Let the tangent drawn to the parabola $$y^2 = 24x$$ at the point $$(\alpha, \beta)$$ is perpendicular to the line $$2x + 2y = 5$$. Then the normal to the hyperbola $$\dfrac{x^2}{\alpha^2} - \dfrac{y^2}{\beta^2} = 1$$ at the point $$(\alpha + 4, \beta + 4)$$ does NOT pass through the point:

We need to find the point through which the normal to the hyperbola does NOT pass.

The parabola is $$y^2 = 24x$$, so $$4a = 24$$, giving $$a = 6$$.

A parametric point on the parabola is $$(at^2, 2at) = (6t^2, 12t)$$.

Differentiating $$y^2 = 24x$$ implicitly: $$2y \frac{dy}{dx} = 24$$, so $$\frac{dy}{dx} = \frac{12}{y} = \frac{12}{12t} = \frac{1}{t}$$.

The tangent must be perpendicular to $$2x + 2y = 5$$ (slope $$= -1$$), so the tangent slope $$= 1$$.

$$\frac{1}{t} = 1 \implies t = 1$$

So $$(\alpha, \beta) = (6, 12)$$.

Hyperbola: $$\frac{x^2}{36} - \frac{y^2}{144} = 1$$, with $$a^2 = 36$$ and $$b^2 = 144$$.

The point on the hyperbola is $$(\alpha + 4, \beta + 4) = (10, 16)$$.

Verification: $$\frac{100}{36} - \frac{256}{144} = \frac{400 - 256}{144} = \frac{144}{144} = 1$$ ✓

Differentiating $$\frac{x^2}{36} - \frac{y^2}{144} = 1$$ implicitly:

$$\frac{2x}{36} - \frac{2y}{144}\frac{dy}{dx} = 0$$

$$\frac{dy}{dx} = \frac{144x}{36y} = \frac{4x}{y}$$

At $$(10, 16)$$: $$\frac{dy}{dx} = \frac{40}{16} = \frac{5}{2}$$

The slope of the normal is $$m_n = -\frac{1}{dy/dx} = -\frac{2}{5}$$.

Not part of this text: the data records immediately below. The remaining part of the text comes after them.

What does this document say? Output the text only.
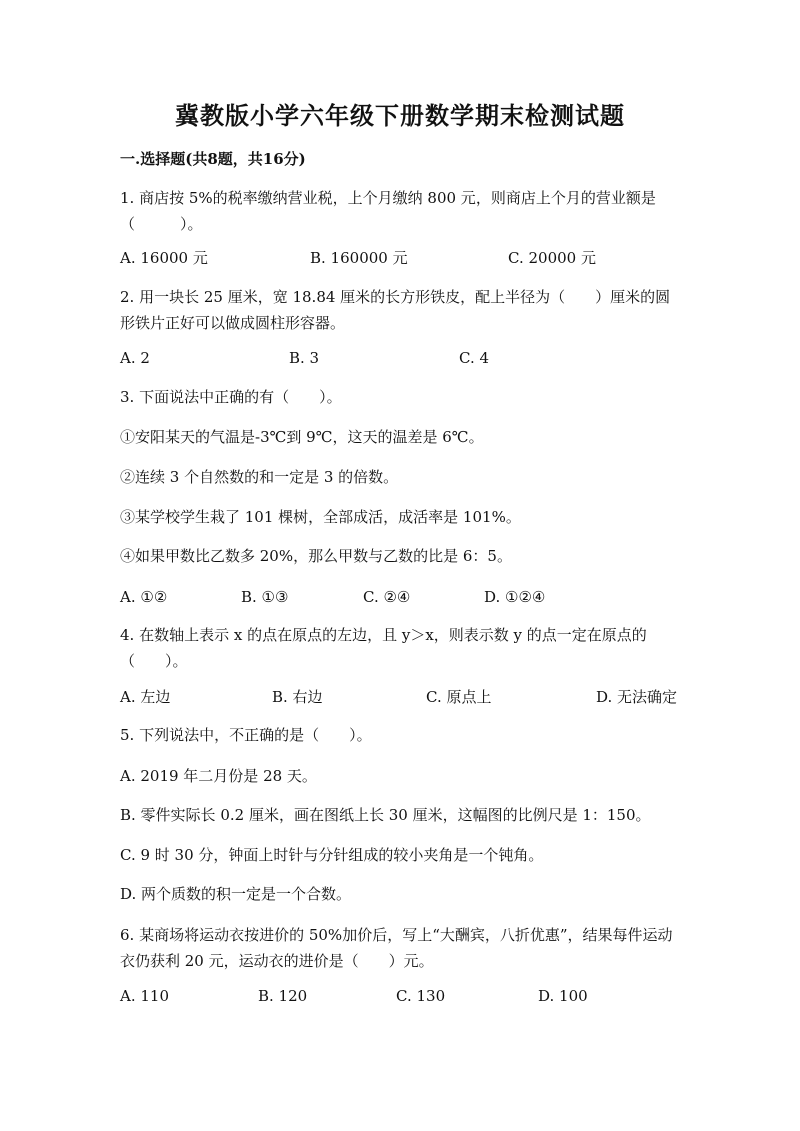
冀教版小学六年级下册数学期末检测试题
一.选择题(共8题，共16分)
1. 商店按 5%的税率缴纳营业税，上个月缴纳 800 元，则商店上个月的营业额是（　　　）。
A. 16000 元	B. 160000 元	C. 20000 元
2. 用一块长 25 厘米，宽 18.84 厘米的长方形铁皮，配上半径为（　　）厘米的圆形铁片正好可以做成圆柱形容器。
A. 2	B. 3	C. 4
3. 下面说法中正确的有（　　）。
①安阳某天的气温是-3℃到 9℃，这天的温差是 6℃。
②连续 3 个自然数的和一定是 3 的倍数。
③某学校学生栽了 101 棵树，全部成活，成活率是 101%。
④如果甲数比乙数多 20%，那么甲数与乙数的比是 6：5。
A. ①②	B. ①③	C. ②④	D. ①②④
4. 在数轴上表示 x 的点在原点的左边，且 y＞x，则表示数 y 的点一定在原点的（　　）。
A. 左边	B. 右边	C. 原点上	D. 无法确定
5. 下列说法中，不正确的是（　　）。
A. 2019 年二月份是 28 天。
B. 零件实际长 0.2 厘米，画在图纸上长 30 厘米，这幅图的比例尺是 1：150。
C. 9 时 30 分，钟面上时针与分针组成的较小夹角是一个钝角。
D. 两个质数的积一定是一个合数。
6. 某商场将运动衣按进价的 50%加价后，写上“大酬宾，八折优惠”，结果每件运动衣仍获利 20 元，运动衣的进价是（　　）元。
A. 110	B. 120	C. 130	D. 100
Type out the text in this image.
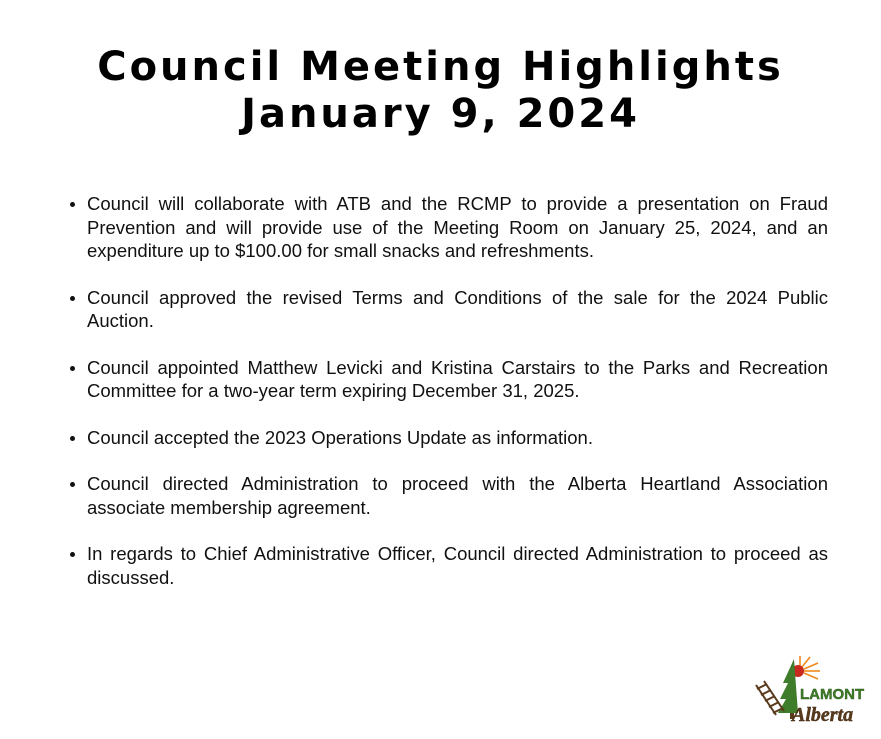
Council Meeting Highlights
January 9, 2024
Council will collaborate with ATB and the RCMP to provide a presentation on Fraud Prevention and will provide use of the Meeting Room on January 25, 2024, and an expenditure up to $100.00 for small snacks and refreshments.
Council approved the revised Terms and Conditions of the sale for the 2024 Public Auction.
Council appointed Matthew Levicki and Kristina Carstairs to the Parks and Recreation Committee for a two-year term expiring December 31, 2025.
Council accepted the 2023 Operations Update as information.
Council directed Administration to proceed with the Alberta Heartland Association associate membership agreement.
In regards to Chief Administrative Officer, Council directed Administration to proceed as discussed.
LAMONT
Alberta
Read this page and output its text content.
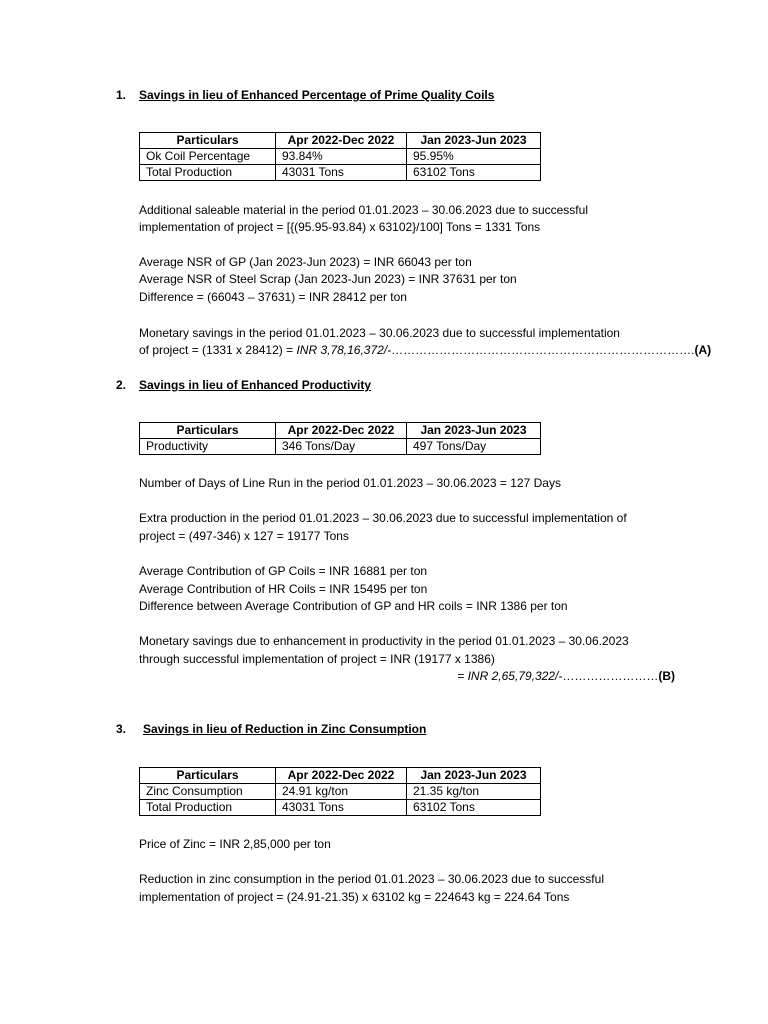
1. Savings in lieu of Enhanced Percentage of Prime Quality Coils
Particulars	Apr 2022-Dec 2022	Jan 2023-Jun 2023
Ok Coil Percentage	93.84%	95.95%
Total Production	43031 Tons	63102 Tons
Additional saleable material in the period 01.01.2023 – 30.06.2023 due to successful
implementation of project = [{(95.95-93.84) x 63102}/100] Tons = 1331 Tons
Average NSR of GP (Jan 2023-Jun 2023) = INR 66043 per ton
Average NSR of Steel Scrap (Jan 2023-Jun 2023) = INR 37631 per ton
Difference = (66043 – 37631) = INR 28412 per ton
Monetary savings in the period 01.01.2023 – 30.06.2023 due to successful implementation
of project = (1331 x 28412) = INR 3,78,16,372/-………………………………………………………………….(A)
2. Savings in lieu of Enhanced Productivity
Particulars	Apr 2022-Dec 2022	Jan 2023-Jun 2023
Productivity	346 Tons/Day	497 Tons/Day
Number of Days of Line Run in the period 01.01.2023 – 30.06.2023 = 127 Days
Extra production in the period 01.01.2023 – 30.06.2023 due to successful implementation of
project = (497-346) x 127 = 19177 Tons
Average Contribution of GP Coils = INR 16881 per ton
Average Contribution of HR Coils = INR 15495 per ton
Difference between Average Contribution of GP and HR coils = INR 1386 per ton
Monetary savings due to enhancement in productivity in the period 01.01.2023 – 30.06.2023
through successful implementation of project = INR (19177 x 1386)
= INR 2,65,79,322/-……………………(B)
3. Savings in lieu of Reduction in Zinc Consumption
Particulars	Apr 2022-Dec 2022	Jan 2023-Jun 2023
Zinc Consumption	24.91 kg/ton	21.35 kg/ton
Total Production	43031 Tons	63102 Tons
Price of Zinc = INR 2,85,000 per ton
Reduction in zinc consumption in the period 01.01.2023 – 30.06.2023 due to successful
implementation of project = (24.91-21.35) x 63102 kg = 224643 kg = 224.64 Tons
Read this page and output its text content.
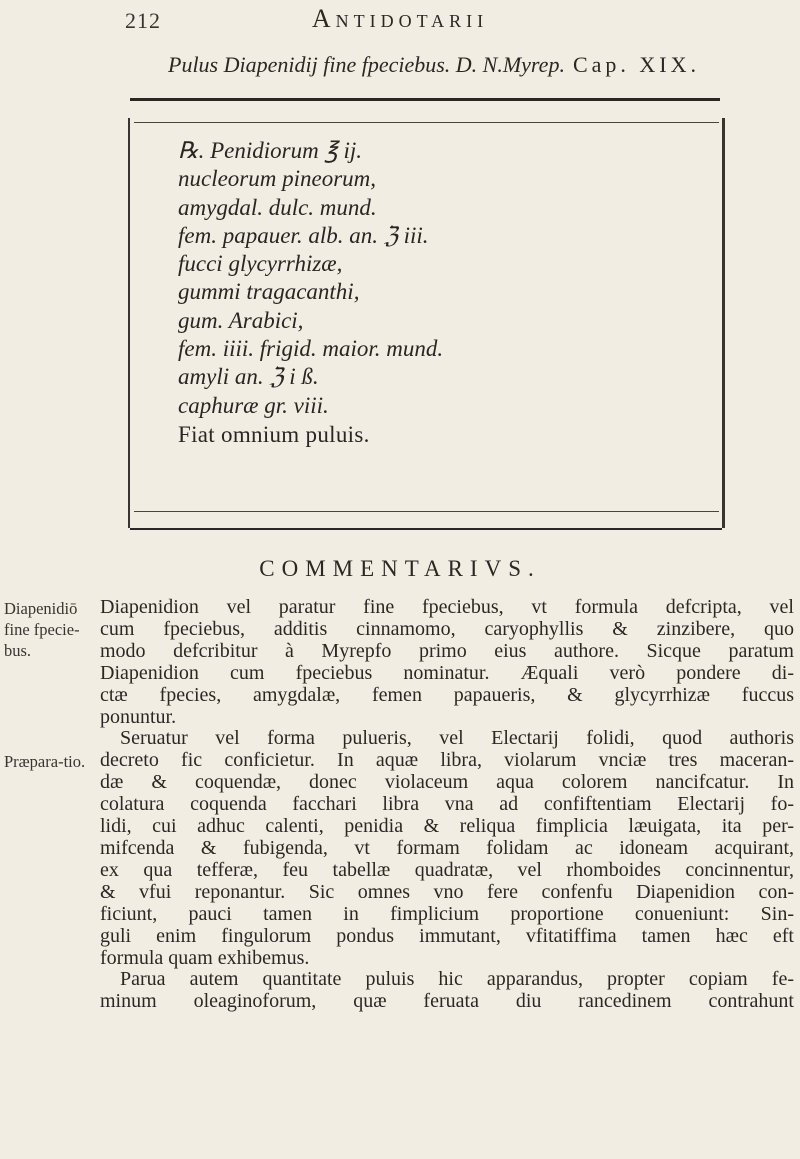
212	Antidotarii
Pulus Diapenidij fine fpeciebus. D. N.Myrep. Cap. XIX.
℞. Penidiorum ℥ ij.
nucleorum pineorum,
amygdal. dulc. mund.
fem. papauer. alb. an. ℨ iii.
fucci glycyrrhizæ,
gummi tragacanthi,
gum. Arabici,
fem. iiii. frigid. maior. mund.
amyli an. ℨ i ß.
caphuræ gr. viii.
Fiat omnium puluis.
COMMENTARIVS.
Diapenidiō fine fpecie-bus.
Præpara-tio.
Diapenidion vel paratur fine fpeciebus, vt formula defcripta, vel
cum fpeciebus, additis cinnamomo, caryophyllis & zinzibere, quo
modo defcribitur à Myrepfo primo eius authore. Sicque paratum
Diapenidion cum fpeciebus nominatur. Æquali verò pondere di-
ctæ fpecies, amygdalæ, femen papaueris, & glycyrrhizæ fuccus
ponuntur.
Seruatur vel forma pulueris, vel Electarij folidi, quod authoris
decreto fic conficietur. In aquæ libra, violarum vnciæ tres maceran-
dæ & coquendæ, donec violaceum aqua colorem nancifcatur. In
colatura coquenda facchari libra vna ad confiftentiam Electarij fo-
lidi, cui adhuc calenti, penidia & reliqua fimplicia læuigata, ita per-
mifcenda & fubigenda, vt formam folidam ac idoneam acquirant,
ex qua tefferæ, feu tabellæ quadratæ, vel rhomboides concinnentur,
& vfui reponantur. Sic omnes vno fere confenfu Diapenidion con-
ficiunt, pauci tamen in fimplicium proportione conueniunt: Sin-
guli enim fingulorum pondus immutant, vfitatiffima tamen hæc eft
formula quam exhibemus.
Parua autem quantitate puluis hic apparandus, propter copiam fe-
minum oleaginoforum, quæ feruata diu rancedinem contrahunt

The normal at $$(10, 16)$$:

$$y - 16 = -\frac{2}{5}(x - 10)$$

$$5(y - 16) = -2(x - 10)$$

$$5y - 80 = -2x + 20$$

$$2x + 5y = 100$$

Option A: $$(25, 10)$$: $$2(25) + 5(10) = 50 + 50 = 100$$ ✓

Option B: $$(20, 12)$$: $$2(20) + 5(12) = 40 + 60 = 100$$ ✓

Option C: $$(30, 8)$$: $$2(30) + 5(8) = 60 + 40 = 100$$ ✓

Option D: $$(15, 13)$$: $$2(15) + 5(13) = 30 + 65 = 95 \neq 100$$ ✗

Therefore, the correct answer is Option D: $$(15, 13)$$.